# SP Pyle Barrel Headlight



## supagav (Feb 8, 2008)

Hi,

This is quite a specific question but I was just wondering if anyone could help me.

I am trying to find out if the Pyle National barrel signal lights that SP fitted on some of their geeps and SDs are fixed beam or oscillating lamps? I can find loads of information about the other gyralights they used, but nothing on this particular light. I have loads of great photos from books and off the net, but they often don't show it illuminated and what kind of beam it cast.

Thanks for any info you can give me!
Regards,
Gavin


----------



## SteveC (Jan 2, 2008)

Gavin

Maybe the following will be of some help.

http://espee.railfan.net/spsd07.html[/b]
Details: Only two series of SD7's were delivered with barrel signal lights at both ends: 5309-5316 and 5317-5335. The rest had just the normal vertical headlight both ends.
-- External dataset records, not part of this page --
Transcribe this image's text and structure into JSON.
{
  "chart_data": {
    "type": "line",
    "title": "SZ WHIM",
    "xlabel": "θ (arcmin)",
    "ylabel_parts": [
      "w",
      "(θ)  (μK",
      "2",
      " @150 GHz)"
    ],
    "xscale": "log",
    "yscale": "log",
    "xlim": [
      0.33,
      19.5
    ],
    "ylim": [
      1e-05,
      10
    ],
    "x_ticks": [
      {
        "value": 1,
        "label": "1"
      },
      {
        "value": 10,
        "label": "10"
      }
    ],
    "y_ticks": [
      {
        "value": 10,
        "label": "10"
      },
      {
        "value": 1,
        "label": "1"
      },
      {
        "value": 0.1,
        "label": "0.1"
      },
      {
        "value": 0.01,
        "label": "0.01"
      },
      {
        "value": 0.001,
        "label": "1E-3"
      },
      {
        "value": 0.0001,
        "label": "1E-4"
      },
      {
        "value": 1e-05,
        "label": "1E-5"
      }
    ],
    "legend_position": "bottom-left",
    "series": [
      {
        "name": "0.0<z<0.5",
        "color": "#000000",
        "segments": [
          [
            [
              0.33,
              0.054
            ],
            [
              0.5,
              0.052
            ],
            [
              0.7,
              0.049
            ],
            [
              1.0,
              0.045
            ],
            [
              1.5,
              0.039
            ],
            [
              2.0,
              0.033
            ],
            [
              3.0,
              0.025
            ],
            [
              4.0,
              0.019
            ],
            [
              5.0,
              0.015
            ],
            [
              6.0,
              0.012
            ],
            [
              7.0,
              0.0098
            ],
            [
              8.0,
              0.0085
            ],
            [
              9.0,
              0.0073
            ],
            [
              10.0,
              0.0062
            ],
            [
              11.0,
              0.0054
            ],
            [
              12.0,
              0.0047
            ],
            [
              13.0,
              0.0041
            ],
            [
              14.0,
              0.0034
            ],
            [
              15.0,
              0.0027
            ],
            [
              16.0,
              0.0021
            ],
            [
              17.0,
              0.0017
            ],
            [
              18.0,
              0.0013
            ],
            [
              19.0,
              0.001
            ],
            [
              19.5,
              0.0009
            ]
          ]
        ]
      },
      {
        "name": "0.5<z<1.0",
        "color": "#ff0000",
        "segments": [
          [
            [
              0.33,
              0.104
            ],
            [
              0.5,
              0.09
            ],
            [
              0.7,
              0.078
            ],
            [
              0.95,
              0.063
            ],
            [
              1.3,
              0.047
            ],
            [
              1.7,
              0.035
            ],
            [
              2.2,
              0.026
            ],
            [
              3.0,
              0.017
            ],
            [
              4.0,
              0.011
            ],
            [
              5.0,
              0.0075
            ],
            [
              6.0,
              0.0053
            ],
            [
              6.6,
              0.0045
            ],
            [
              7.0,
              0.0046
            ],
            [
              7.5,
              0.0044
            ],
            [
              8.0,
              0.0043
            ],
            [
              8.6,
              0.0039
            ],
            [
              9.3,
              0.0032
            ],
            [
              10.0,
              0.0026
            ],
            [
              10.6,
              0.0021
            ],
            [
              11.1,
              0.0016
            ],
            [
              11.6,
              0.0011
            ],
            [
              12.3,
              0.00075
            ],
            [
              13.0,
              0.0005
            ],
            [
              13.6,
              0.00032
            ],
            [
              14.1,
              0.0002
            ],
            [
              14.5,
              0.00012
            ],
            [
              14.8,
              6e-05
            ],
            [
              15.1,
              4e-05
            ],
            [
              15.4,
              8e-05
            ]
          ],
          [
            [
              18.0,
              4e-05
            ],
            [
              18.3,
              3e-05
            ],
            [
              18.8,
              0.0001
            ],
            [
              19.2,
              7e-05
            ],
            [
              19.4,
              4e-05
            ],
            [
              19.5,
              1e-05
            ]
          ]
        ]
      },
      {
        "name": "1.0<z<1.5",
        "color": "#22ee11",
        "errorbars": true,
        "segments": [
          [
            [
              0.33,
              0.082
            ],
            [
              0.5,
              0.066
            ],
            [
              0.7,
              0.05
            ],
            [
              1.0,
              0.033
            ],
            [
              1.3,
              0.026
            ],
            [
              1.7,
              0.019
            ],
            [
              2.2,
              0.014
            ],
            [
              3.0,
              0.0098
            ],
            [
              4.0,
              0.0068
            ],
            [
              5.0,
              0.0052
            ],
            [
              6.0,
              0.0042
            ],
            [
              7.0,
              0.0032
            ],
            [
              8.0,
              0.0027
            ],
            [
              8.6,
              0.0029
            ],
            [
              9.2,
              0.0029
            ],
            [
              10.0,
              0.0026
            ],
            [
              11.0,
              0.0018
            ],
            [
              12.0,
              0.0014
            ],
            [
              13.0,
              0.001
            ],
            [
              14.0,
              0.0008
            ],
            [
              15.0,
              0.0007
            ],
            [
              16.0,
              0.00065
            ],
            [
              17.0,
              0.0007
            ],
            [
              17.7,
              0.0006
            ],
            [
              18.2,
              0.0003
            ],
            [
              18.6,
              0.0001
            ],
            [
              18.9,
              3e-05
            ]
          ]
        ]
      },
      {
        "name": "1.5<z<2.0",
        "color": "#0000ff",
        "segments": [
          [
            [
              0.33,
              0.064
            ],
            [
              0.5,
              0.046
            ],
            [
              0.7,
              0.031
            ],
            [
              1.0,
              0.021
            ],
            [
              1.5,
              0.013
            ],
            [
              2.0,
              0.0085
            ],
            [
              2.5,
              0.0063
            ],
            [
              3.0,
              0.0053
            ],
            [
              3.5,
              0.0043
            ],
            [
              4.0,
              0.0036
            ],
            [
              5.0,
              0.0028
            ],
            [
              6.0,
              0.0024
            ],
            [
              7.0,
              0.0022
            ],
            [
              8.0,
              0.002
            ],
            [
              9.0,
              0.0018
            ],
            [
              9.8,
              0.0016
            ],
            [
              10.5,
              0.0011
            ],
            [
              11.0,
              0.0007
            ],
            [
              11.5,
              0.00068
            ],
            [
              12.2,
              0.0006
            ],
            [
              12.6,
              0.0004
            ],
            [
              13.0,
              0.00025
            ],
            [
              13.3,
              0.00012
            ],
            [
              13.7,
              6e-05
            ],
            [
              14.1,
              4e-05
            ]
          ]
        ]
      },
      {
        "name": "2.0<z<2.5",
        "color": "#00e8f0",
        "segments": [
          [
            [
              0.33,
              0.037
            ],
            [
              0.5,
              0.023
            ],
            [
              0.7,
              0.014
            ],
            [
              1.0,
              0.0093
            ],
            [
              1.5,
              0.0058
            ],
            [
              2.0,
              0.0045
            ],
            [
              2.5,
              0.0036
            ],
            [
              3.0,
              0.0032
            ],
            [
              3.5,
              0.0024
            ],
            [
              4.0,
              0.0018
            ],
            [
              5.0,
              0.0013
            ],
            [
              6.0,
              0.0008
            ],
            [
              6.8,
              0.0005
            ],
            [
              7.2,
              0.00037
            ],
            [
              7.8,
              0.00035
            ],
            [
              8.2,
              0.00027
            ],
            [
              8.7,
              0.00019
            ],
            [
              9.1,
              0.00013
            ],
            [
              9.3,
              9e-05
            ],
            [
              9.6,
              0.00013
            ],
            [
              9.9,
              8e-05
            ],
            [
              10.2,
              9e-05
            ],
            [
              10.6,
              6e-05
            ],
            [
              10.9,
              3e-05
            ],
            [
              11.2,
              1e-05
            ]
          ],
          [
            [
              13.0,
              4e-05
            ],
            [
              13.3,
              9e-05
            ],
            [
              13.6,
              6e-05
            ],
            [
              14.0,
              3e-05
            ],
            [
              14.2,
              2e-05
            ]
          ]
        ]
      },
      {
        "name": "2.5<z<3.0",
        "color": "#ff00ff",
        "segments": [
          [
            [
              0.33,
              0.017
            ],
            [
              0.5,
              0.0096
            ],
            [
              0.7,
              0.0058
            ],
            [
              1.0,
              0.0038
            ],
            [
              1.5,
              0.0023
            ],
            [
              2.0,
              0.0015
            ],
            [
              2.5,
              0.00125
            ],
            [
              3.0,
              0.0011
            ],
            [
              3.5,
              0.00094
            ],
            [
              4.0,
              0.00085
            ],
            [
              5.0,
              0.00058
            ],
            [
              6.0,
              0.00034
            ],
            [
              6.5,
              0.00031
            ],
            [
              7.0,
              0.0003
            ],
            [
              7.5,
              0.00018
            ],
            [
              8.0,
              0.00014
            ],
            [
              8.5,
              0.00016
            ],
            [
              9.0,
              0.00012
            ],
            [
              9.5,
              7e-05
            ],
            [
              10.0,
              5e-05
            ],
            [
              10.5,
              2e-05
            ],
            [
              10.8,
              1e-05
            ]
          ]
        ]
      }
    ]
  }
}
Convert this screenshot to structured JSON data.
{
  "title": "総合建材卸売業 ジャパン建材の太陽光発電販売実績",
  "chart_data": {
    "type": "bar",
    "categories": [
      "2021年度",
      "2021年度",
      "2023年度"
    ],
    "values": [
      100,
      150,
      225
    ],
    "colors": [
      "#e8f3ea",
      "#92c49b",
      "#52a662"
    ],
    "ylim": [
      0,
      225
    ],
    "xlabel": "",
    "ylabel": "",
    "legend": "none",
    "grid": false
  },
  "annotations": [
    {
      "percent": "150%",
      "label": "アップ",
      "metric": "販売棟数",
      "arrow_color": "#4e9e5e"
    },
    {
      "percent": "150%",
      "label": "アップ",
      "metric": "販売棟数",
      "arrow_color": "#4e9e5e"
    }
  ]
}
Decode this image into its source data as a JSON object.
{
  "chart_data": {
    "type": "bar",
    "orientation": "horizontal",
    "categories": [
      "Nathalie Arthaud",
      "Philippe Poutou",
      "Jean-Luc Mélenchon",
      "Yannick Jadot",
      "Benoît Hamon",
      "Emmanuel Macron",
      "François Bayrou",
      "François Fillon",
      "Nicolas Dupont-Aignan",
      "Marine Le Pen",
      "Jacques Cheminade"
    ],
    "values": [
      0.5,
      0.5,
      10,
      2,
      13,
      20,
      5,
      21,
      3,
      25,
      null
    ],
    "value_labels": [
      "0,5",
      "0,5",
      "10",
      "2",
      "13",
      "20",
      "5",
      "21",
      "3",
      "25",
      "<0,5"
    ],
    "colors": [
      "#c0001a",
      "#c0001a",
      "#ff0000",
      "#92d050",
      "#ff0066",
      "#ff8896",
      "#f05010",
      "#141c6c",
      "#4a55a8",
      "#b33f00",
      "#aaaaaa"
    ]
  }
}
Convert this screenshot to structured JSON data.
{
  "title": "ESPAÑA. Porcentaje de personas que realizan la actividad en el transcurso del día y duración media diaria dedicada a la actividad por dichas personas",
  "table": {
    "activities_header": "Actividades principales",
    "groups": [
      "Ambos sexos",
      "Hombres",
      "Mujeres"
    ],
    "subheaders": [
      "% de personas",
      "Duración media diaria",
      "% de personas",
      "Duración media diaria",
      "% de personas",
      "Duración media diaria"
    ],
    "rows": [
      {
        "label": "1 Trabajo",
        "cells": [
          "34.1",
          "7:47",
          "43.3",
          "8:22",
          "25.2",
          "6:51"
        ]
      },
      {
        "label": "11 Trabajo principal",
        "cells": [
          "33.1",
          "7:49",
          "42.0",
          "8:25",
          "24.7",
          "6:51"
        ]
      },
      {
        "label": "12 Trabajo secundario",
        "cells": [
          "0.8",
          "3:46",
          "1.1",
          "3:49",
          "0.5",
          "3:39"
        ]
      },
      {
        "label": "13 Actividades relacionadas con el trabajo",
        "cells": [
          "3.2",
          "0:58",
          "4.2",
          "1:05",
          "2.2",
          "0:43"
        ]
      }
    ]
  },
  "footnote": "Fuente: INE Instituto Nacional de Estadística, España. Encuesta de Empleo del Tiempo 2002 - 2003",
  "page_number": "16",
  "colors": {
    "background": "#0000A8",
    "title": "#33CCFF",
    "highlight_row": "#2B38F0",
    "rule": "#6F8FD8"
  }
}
Most of the earlier units seem to have been retro-fitted with the barrel signal light on the front only. 1959 saw the beginning of the removal of the rear Mars light from SD7's. During 1958/59 another change was also instigated, that of replacing the barrel signal light with the smaller Pyle-National signal light DA 1002 or similar. Variations abound, with one being painting out the rear barrel signal light, and placing a red lens in the top rear headlight and/or the front headlight. When the barrel was removed the bracket was not always removed with it. Some units had the barrel Mars removed without having the Pyle-National replacing it.

[url]http://www.trainweb.org/gyra/warnlts.htm[/b][/url]
In conventional language, a Mars Light is interpreted as being a light unit having a sweeping “figure 8” pattern and a Gyralite as one having a circular or elliptical pattern. Also, some consider a Mars Light as being a “red” light and a Gyralite as being “clear” (or white). It should be noted that none of the patents of The Pyle-National Company, hence the Gyralite, show a mechanism which produces a “figure 8” pattern. There are, however, patents that show circular or elliptical beam patterns for oscillating light units by Jeremiah D. Kennelly, hence the Mars Signal Light Company. It should also be noted that colored light filters or lenses were used on both Mars Lights and Gyralites.

[url]http://www.trainweb.org/gyra/history.htm[/b][/url]
It should be noted that the 15360 Gyralite (beacon) was not included in the takeover of the RR lighting line by Trans-Lite, Inc. This Gyralite was left to Pyle-National and acquired in the 1970 merger with Harvey Hubbell, Inc. (discussed below). 

In 1970, Pyle-National merged with Harvey Hubbell, Inc. The Anti-Trust Division of the Department of Justice received inquiries on this merger. As a result, in 1972, Hubbell divested itself of Pyle-National’s Connector Division. This division became known as The Pyle-National Company.

Harvey Hubbell, Inc. became known as “Hubbell, Inc.”.

The 15360 Gyralite was marketed by Hubbell Lighting, Inc. (subsidiary of Hubbell, Inc.). This Gyralite was actively produced as a part of their lighting line through 1997. They still will manufacture this light on a special order.

[url]http://www.trans-liteinc.com/history.html[/b][/url]


----------



## supagav (Feb 8, 2008)

Thanks Steven, some great info there!


----------



## SteveC (Jan 2, 2008)

No problem Gavin, glad the above was found to be of use.


----------